LLMs as Annotators: Evaluating Model–Human Alignment in Detecting Contentious Language in Historical Corpora
Proceedings of the Fifteenth Language Resources and Evaluation Conference (LREC 2026)
Abstract
Historical texts often contain terminology that reflects outdated or harmful social values. Identifying such contentious terms is essential for the Galleries, Libraries, Archives, and Museums (GLAM) community, but manual annotation requires cultural expertise and is difficult to scale. This study evaluates whether large language models (LLMs) can support this process by aligning with human judgments of contentiousness in historical Dutch corpora.
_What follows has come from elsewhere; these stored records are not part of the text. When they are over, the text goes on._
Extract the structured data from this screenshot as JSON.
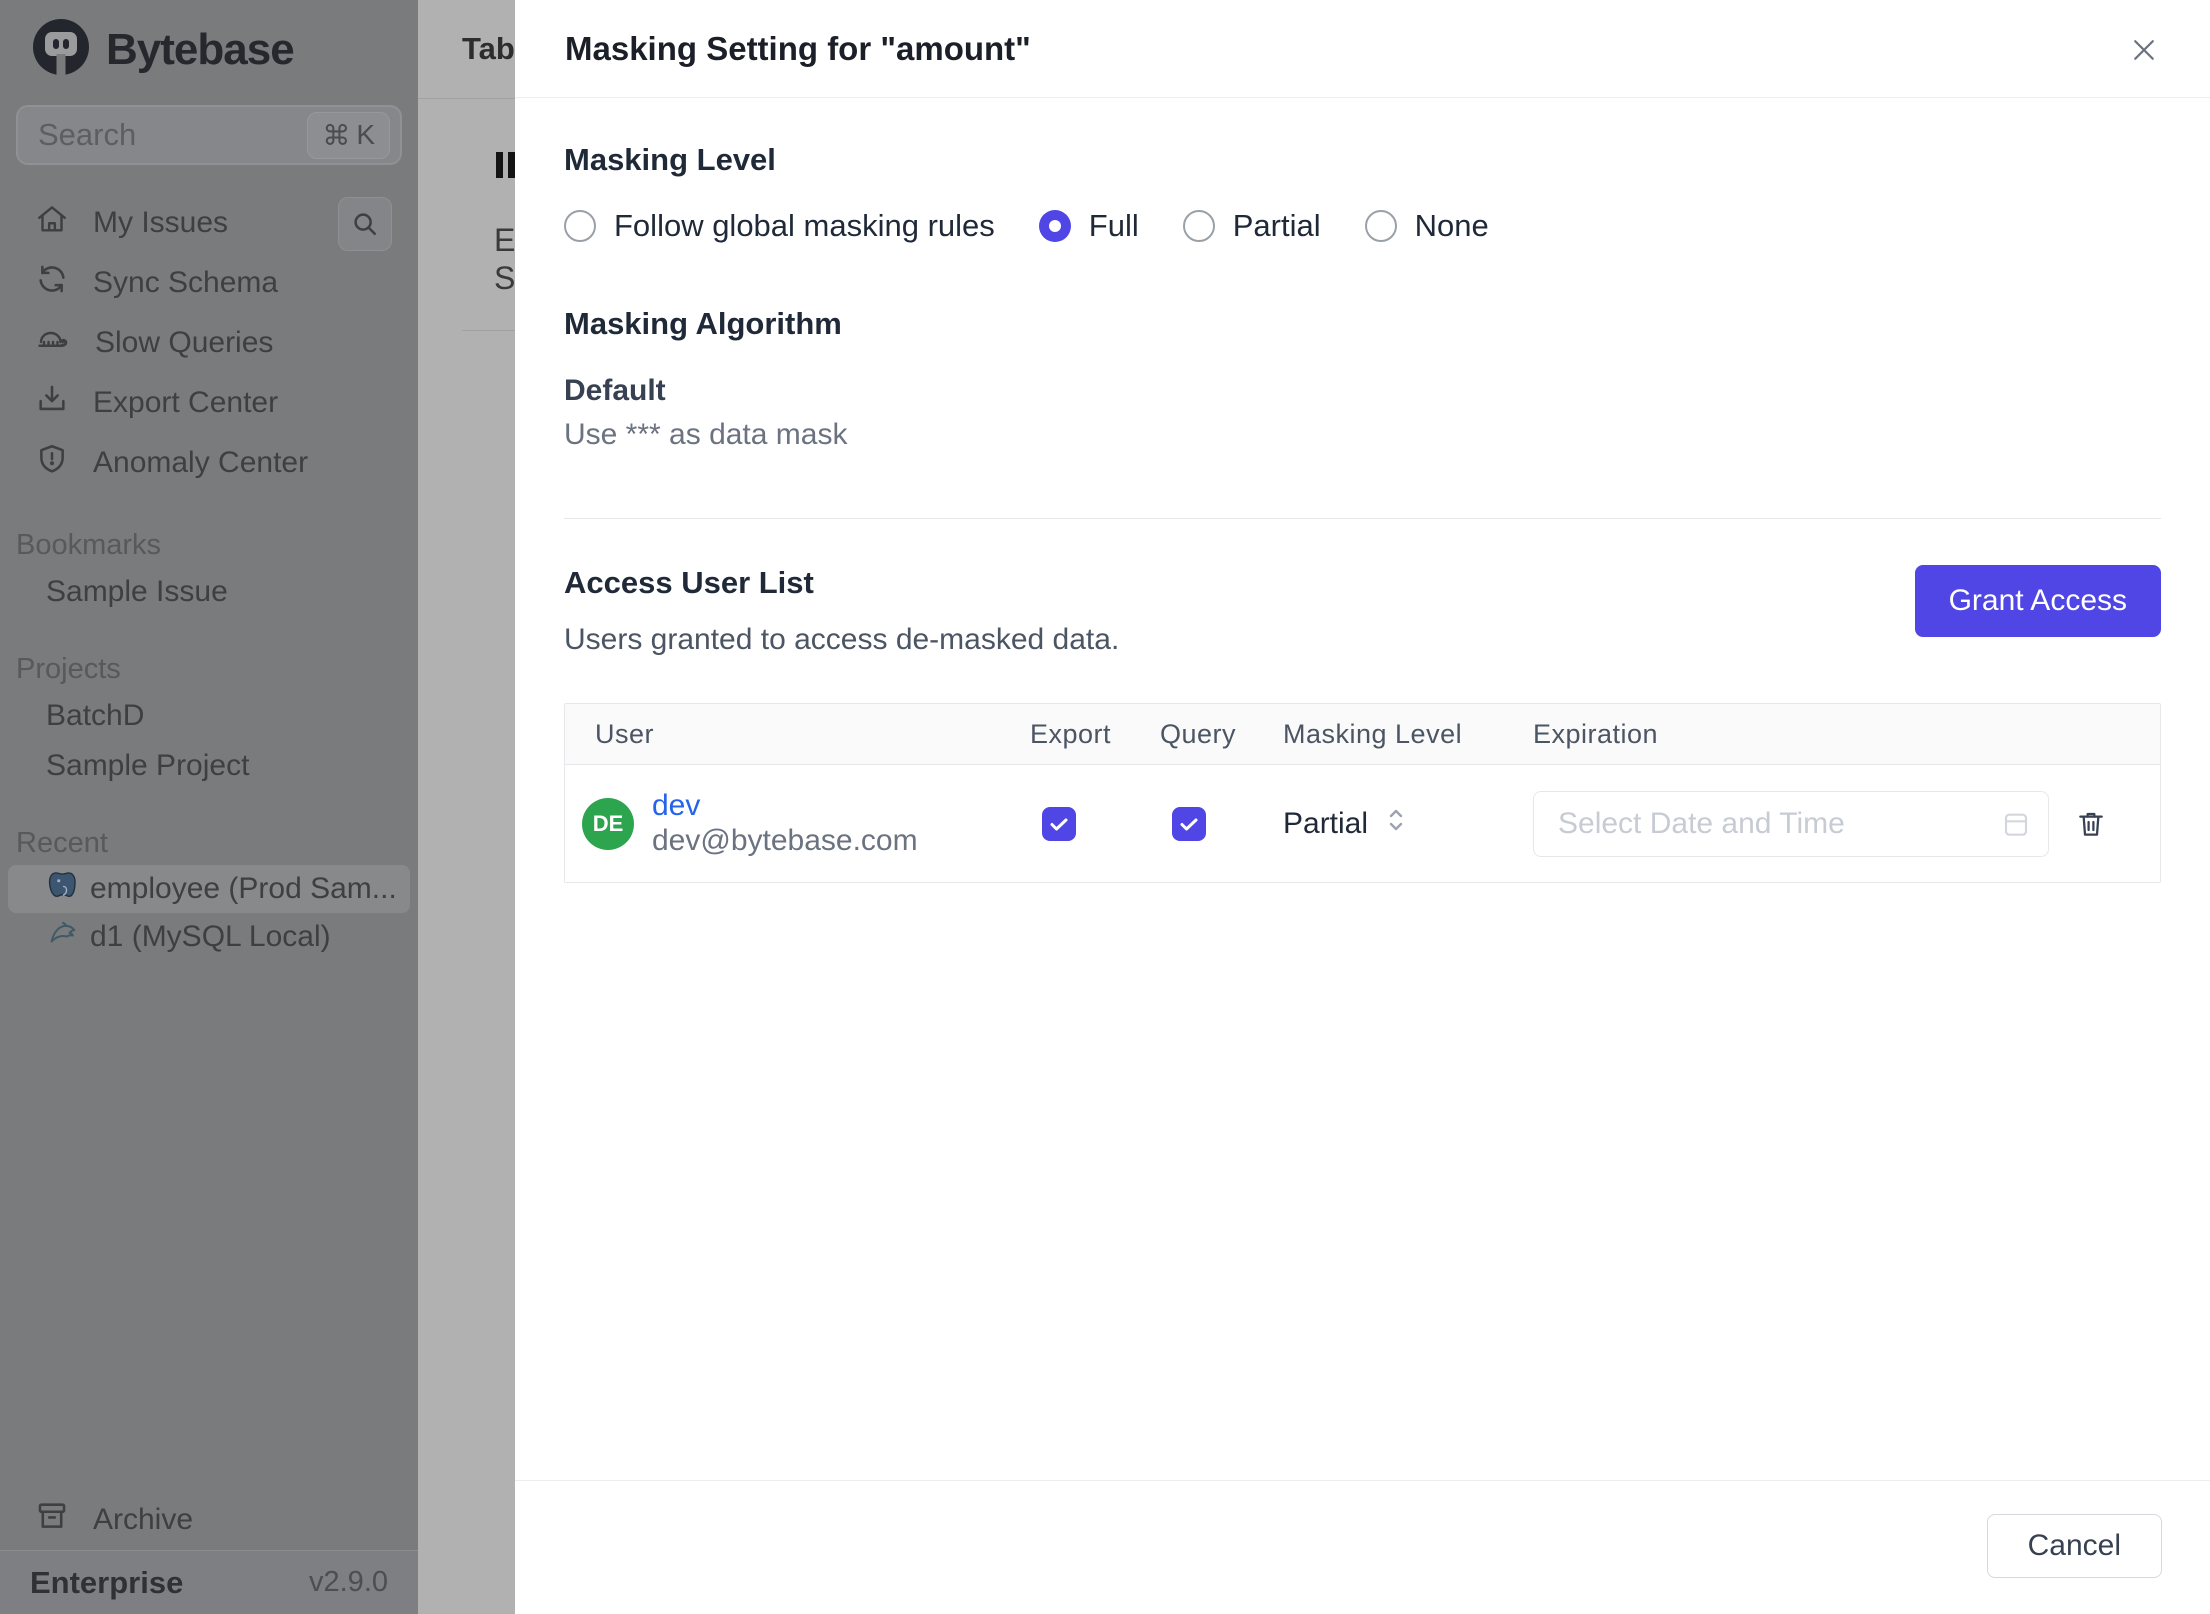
{
  "colors": {
    "accent": "#4f46e5",
    "avatar_green": "#2da44e",
    "link_blue": "#2563eb"
  },
  "sidebar": {
    "brand": "Bytebase",
    "search": {
      "placeholder": "Search",
      "shortcut_key": "K",
      "shortcut_modifier": "⌘"
    },
    "nav": [
      {
        "icon": "home-icon",
        "label": "My Issues"
      },
      {
        "icon": "sync-icon",
        "label": "Sync Schema"
      },
      {
        "icon": "turtle-icon",
        "label": "Slow Queries"
      },
      {
        "icon": "download-icon",
        "label": "Export Center"
      },
      {
        "icon": "shield-icon",
        "label": "Anomaly Center"
      }
    ],
    "sections": {
      "bookmarks": {
        "title": "Bookmarks",
        "items": [
          {
            "label": "Sample Issue"
          }
        ]
      },
      "projects": {
        "title": "Projects",
        "items": [
          {
            "label": "BatchD"
          },
          {
            "label": "Sample Project"
          }
        ]
      },
      "recent": {
        "title": "Recent",
        "items": [
          {
            "icon": "postgres-icon",
            "label": "employee (Prod Sam...",
            "selected": true
          },
          {
            "icon": "mysql-icon",
            "label": "d1 (MySQL Local)",
            "selected": false
          }
        ]
      }
    },
    "archive_label": "Archive",
    "footer": {
      "plan": "Enterprise",
      "version": "v2.9.0"
    }
  },
  "background_page": {
    "header_title": "Tab",
    "visible_letters": [
      "E",
      "S"
    ]
  },
  "modal": {
    "title": "Masking Setting for \"amount\"",
    "masking_level": {
      "heading": "Masking Level",
      "options": [
        {
          "label": "Follow global masking rules",
          "selected": false
        },
        {
          "label": "Full",
          "selected": true
        },
        {
          "label": "Partial",
          "selected": false
        },
        {
          "label": "None",
          "selected": false
        }
      ]
    },
    "masking_algorithm": {
      "heading": "Masking Algorithm",
      "name": "Default",
      "description": "Use *** as data mask"
    },
    "access_user_list": {
      "heading": "Access User List",
      "subtitle": "Users granted to access de-masked data.",
      "grant_button": "Grant Access",
      "table": {
        "columns": [
          "User",
          "Export",
          "Query",
          "Masking Level",
          "Expiration"
        ],
        "rows": [
          {
            "avatar_initials": "DE",
            "name": "dev",
            "email": "dev@bytebase.com",
            "export_checked": true,
            "query_checked": true,
            "masking_level": "Partial",
            "expiration_placeholder": "Select Date and Time"
          }
        ]
      }
    },
    "footer": {
      "cancel_label": "Cancel"
    }
  }
}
Using the Dutch Contentious Contexts Corpus (ConConCor), we formalize the task as context-dependent binary classification and compare two LLMs across multiple prompt configurations and evaluation scenarios. The models achieve near-human-level agreement on explicit cases but diverge when contextual or historical reasoning is required. Analysis of disagreement patterns shows that LLMs capture overtly harmful expressions yet tend to over-predict contentiousness for identity-related and colonial terms and under-predict for semantically shifted or figurative uses. These findings suggest that LLMs can act as auxiliary annotators for sensitive language detection in historical materials, provided that human oversight and contextual interpretation remain central to annotation workflows.